Downsides of debate
The previous article in the sequence is Interaction patterns for truth-seeking.
Long before reading AI safety via debate1, I looked unfavorably upon debate. I did (and still do) view structured debate as a suboptimal mechanism for truth-seeking. There are many reasons:
-
How can one get the incentives right when debates are judged to have one winner, often determined by some kind of score-keeping? I don’t see a good mapping between choosing a winner and seeking the truth. The authors allow for agents to agree, but how often does this occur? I need to think more about the incentives for agents.
-
Seeking the truth often isn’t necessarily about finding the right answer. Some questions need to be reframed. Some questions need to be thrown out altogether.
-
Seeking the truth is a process. If you think like a Bayesian, truth-seeking is a process of considering evidence to update one’s mental model.

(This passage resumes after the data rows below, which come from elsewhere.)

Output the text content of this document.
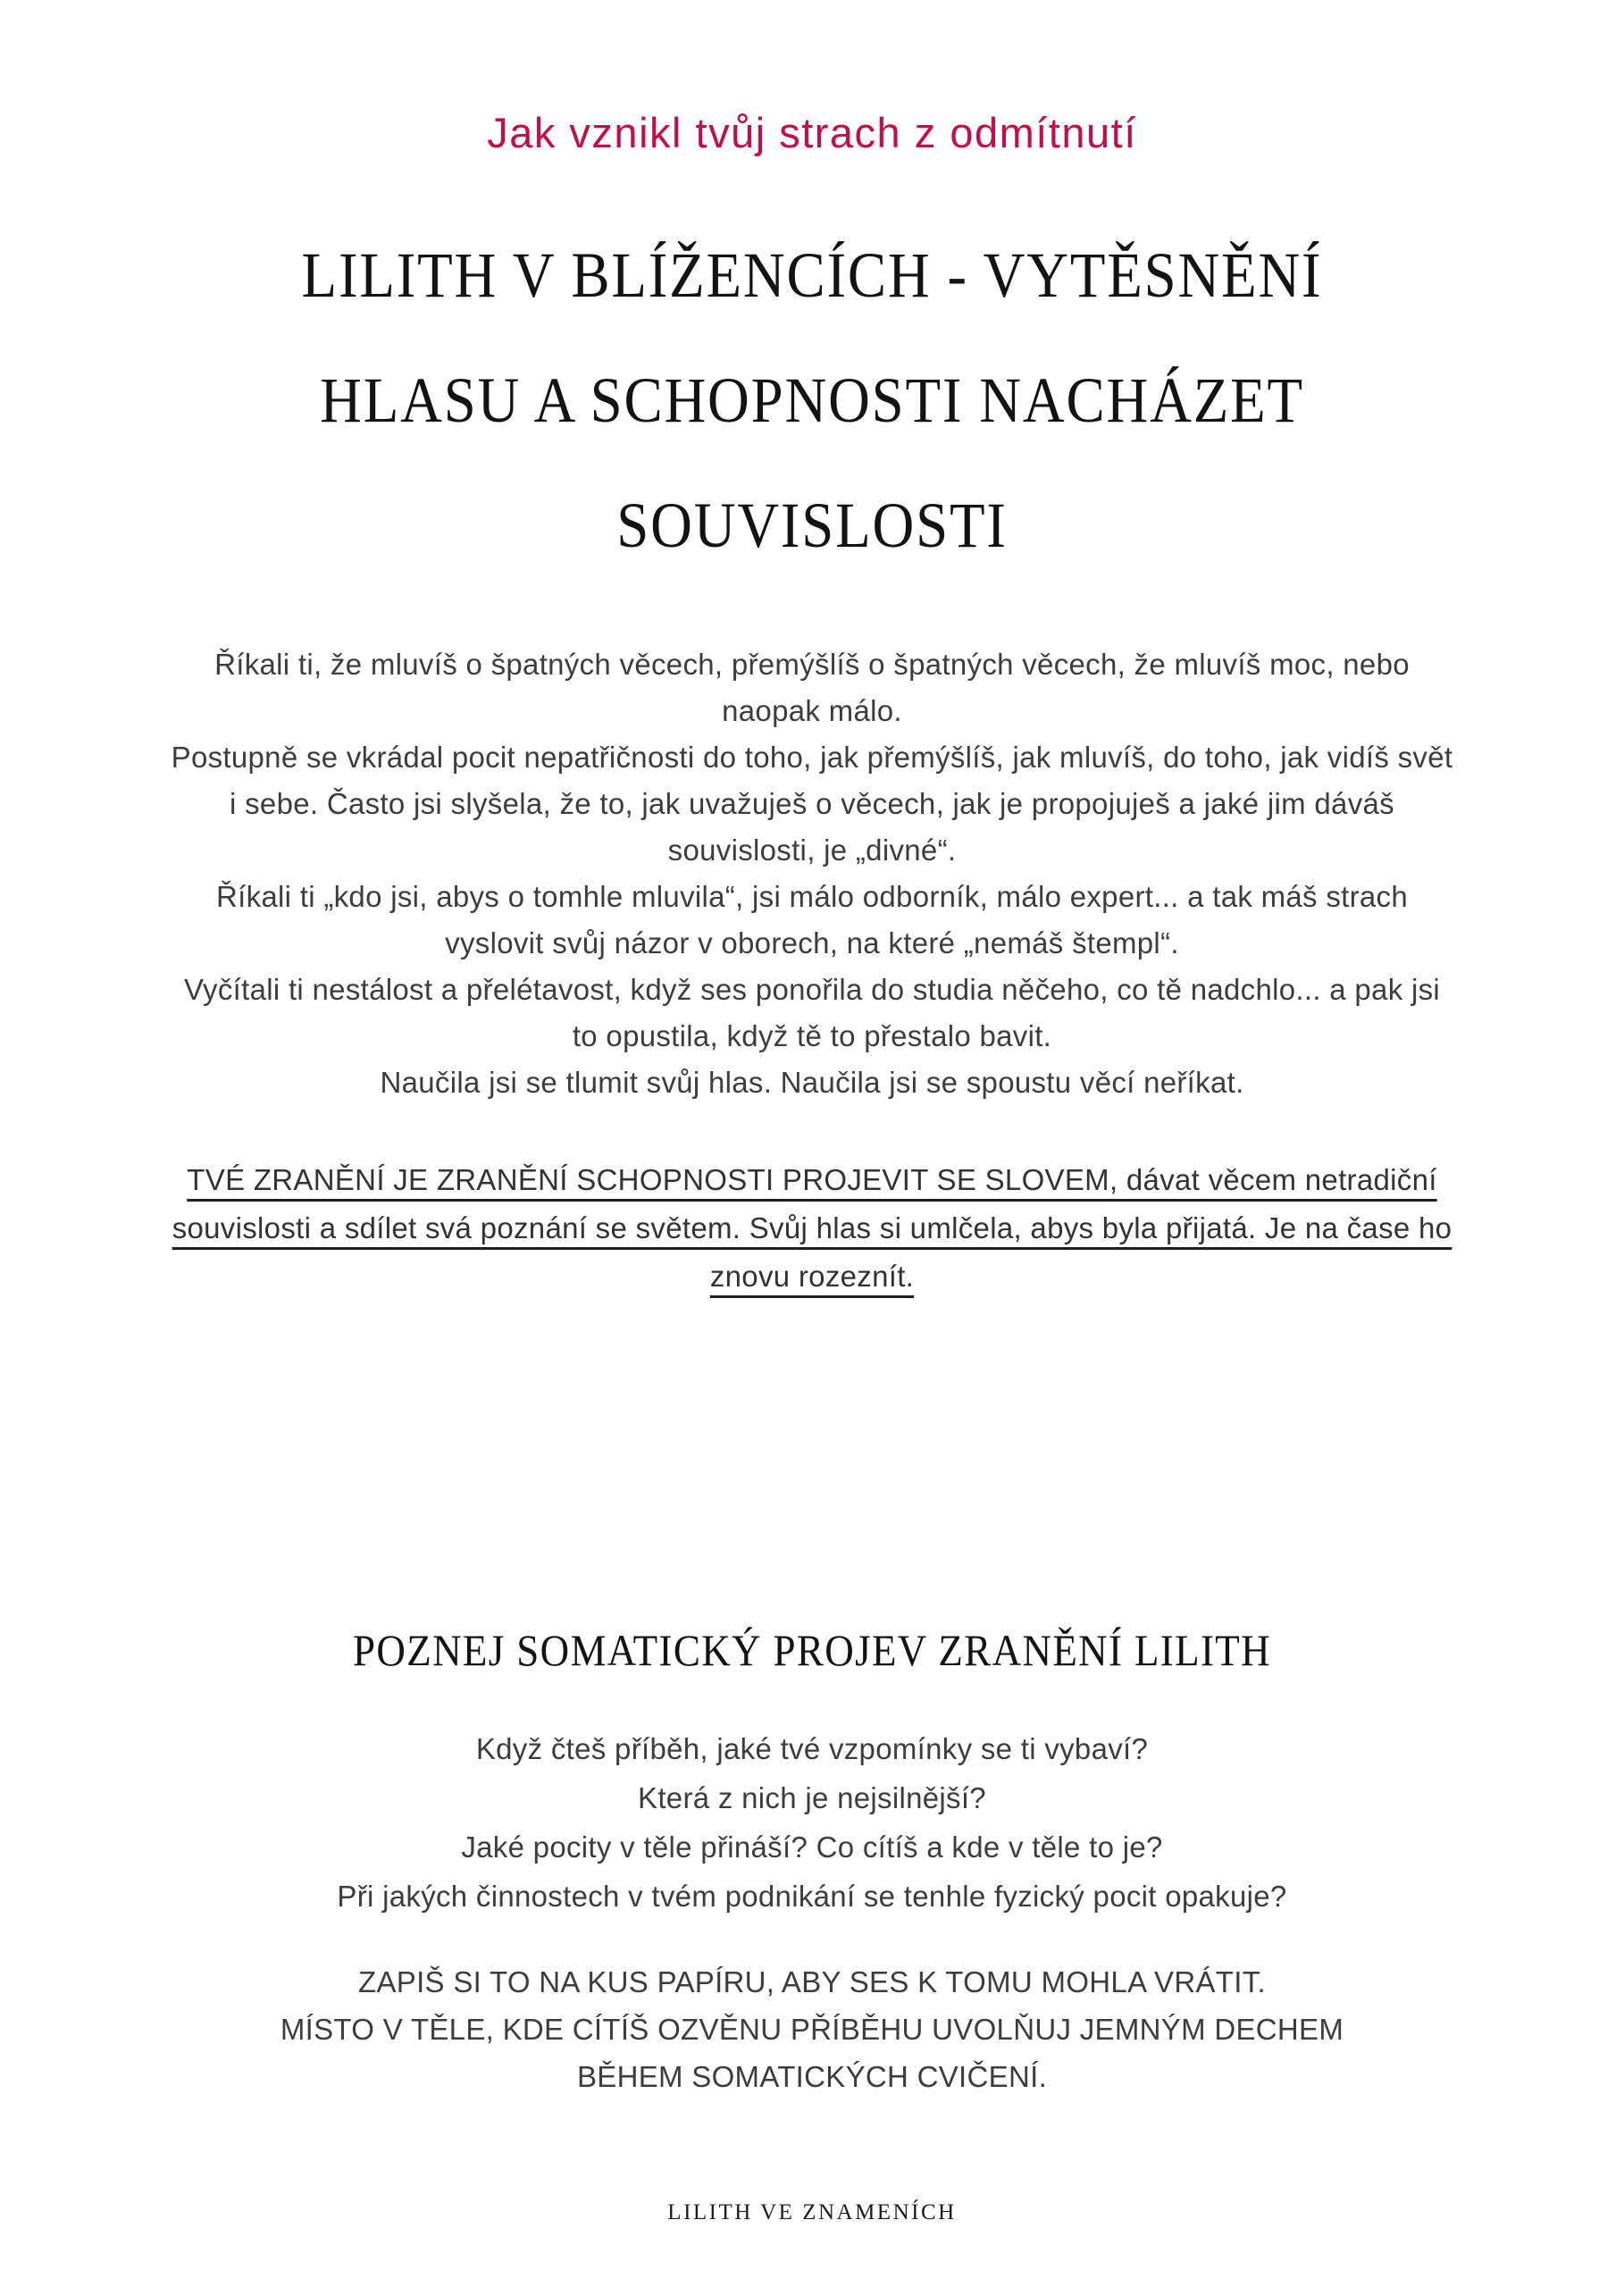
Jak vznikl tvůj strach z odmítnutí
LILITH V BLÍŽENCÍCH - VYTĚSNĚNÍ
HLASU A SCHOPNOSTI NACHÁZET
SOUVISLOSTI
Říkali ti, že mluvíš o špatných věcech, přemýšlíš o špatných věcech, že mluvíš moc, nebo
naopak málo.
Postupně se vkrádal pocit nepatřičnosti do toho, jak přemýšlíš, jak mluvíš, do toho, jak vidíš svět
i sebe. Často jsi slyšela, že to, jak uvažuješ o věcech, jak je propojuješ a jaké jim dáváš
souvislosti, je „divné“.
Říkali ti „kdo jsi, abys o tomhle mluvila“, jsi málo odborník, málo expert... a tak máš strach
vyslovit svůj názor v oborech, na které „nemáš štempl“.
Vyčítali ti nestálost a přelétavost, když ses ponořila do studia něčeho, co tě nadchlo... a pak jsi
to opustila, když tě to přestalo bavit.
Naučila jsi se tlumit svůj hlas. Naučila jsi se spoustu věcí neříkat.
TVÉ ZRANĚNÍ JE ZRANĚNÍ SCHOPNOSTI PROJEVIT SE SLOVEM, dávat věcem netradiční
souvislosti a sdílet svá poznání se světem. Svůj hlas si umlčela, abys byla přijatá. Je na čase ho
znovu rozeznít.
POZNEJ SOMATICKÝ PROJEV ZRANĚNÍ LILITH
Když čteš příběh, jaké tvé vzpomínky se ti vybaví?
Která z nich je nejsilnější?
Jaké pocity v těle přináší? Co cítíš a kde v těle to je?
Při jakých činnostech v tvém podnikání se tenhle fyzický pocit opakuje?
ZAPIŠ SI TO NA KUS PAPÍRU, ABY SES K TOMU MOHLA VRÁTIT.
MÍSTO V TĚLE, KDE CÍTÍŠ OZVĚNU PŘÍBĚHU UVOLŇUJ JEMNÝM DECHEM
BĚHEM SOMATICKÝCH CVIČENÍ.
LILITH VE ZNAMENÍCH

One may never complete the journey; one simply runs out of data or time – or has more pressing questions to answer.
-
How are the debate participants calibrated? Many debates seem to treat the participants as experts. This is a large motivator for the use of debate in AI safety via debate: the human judge doesn’t have enough expertise and thus needs to rely on sparring debaters. This is fine as long as there are some mechanisms to calibrate and error-correct the participants. In my view, such calibration and error-correction is at the very crux of the viability of AI safety via debate. I suspect the author(s) may agree, but in my view, they don’t state this crux as clearly as they should, nor do they openly admit just how uncertain it is!
-
I may have missed something in the paper, but I find it jarring for the human judge to wait until the end to weigh in. Why not get the person involved during the interaction?
-
For a debate to be pragmatically useful, the participating agents must serve the needs of the person. When they are uncertain about the human’s goals, they should ask. I don’t see mention of such question-asking in the paper, though I may have overlooked it.
-
Preference elicitation is hard, even theoretically! Sparring agents need to ask smart questions to understand the human. This involves substantive questions (e.g. personal preferences about potential options) as well as procedural ones (e.g. personal preferences about how much time should be alloted to investigating the decision space).
-
When I look at the linear turn-taking of the debate game, I’m struck by how particular it is. Why did this interaction pattern get privileged? Why did the authors pick it as an interaction pattern? What other patterns did they consider?
-
Did the paper have any emphasis on probabilistic decision-making? I don’t recall seeing this. Why not? It is clear that agents have differing information sources (and, perhaps, reasoning processes) which drive their conclusions. Shouldn’t each agent’s conclusions be probabilistic? If so, why throw away this information? Declaring a winner reduces probabilistic estimates to 1 bit (win/lose).
-
Does the model allow for convergence of beliefs? To some degree. The proposed model allows agents to agree. But we should be clear about what Bayesian agreement would look like: a situation where agents use mutually shared information to update their priors. Is this happening among debating agents?
I offer an alternative in Better than debate, the next article in this sequence.
Endnotes
G. Irving, P. Christiano, and D. Amodei, “AI safety via debate.” arXiv, Oct. 22, 2018. doi: 10.48550/arXiv.1805.00899.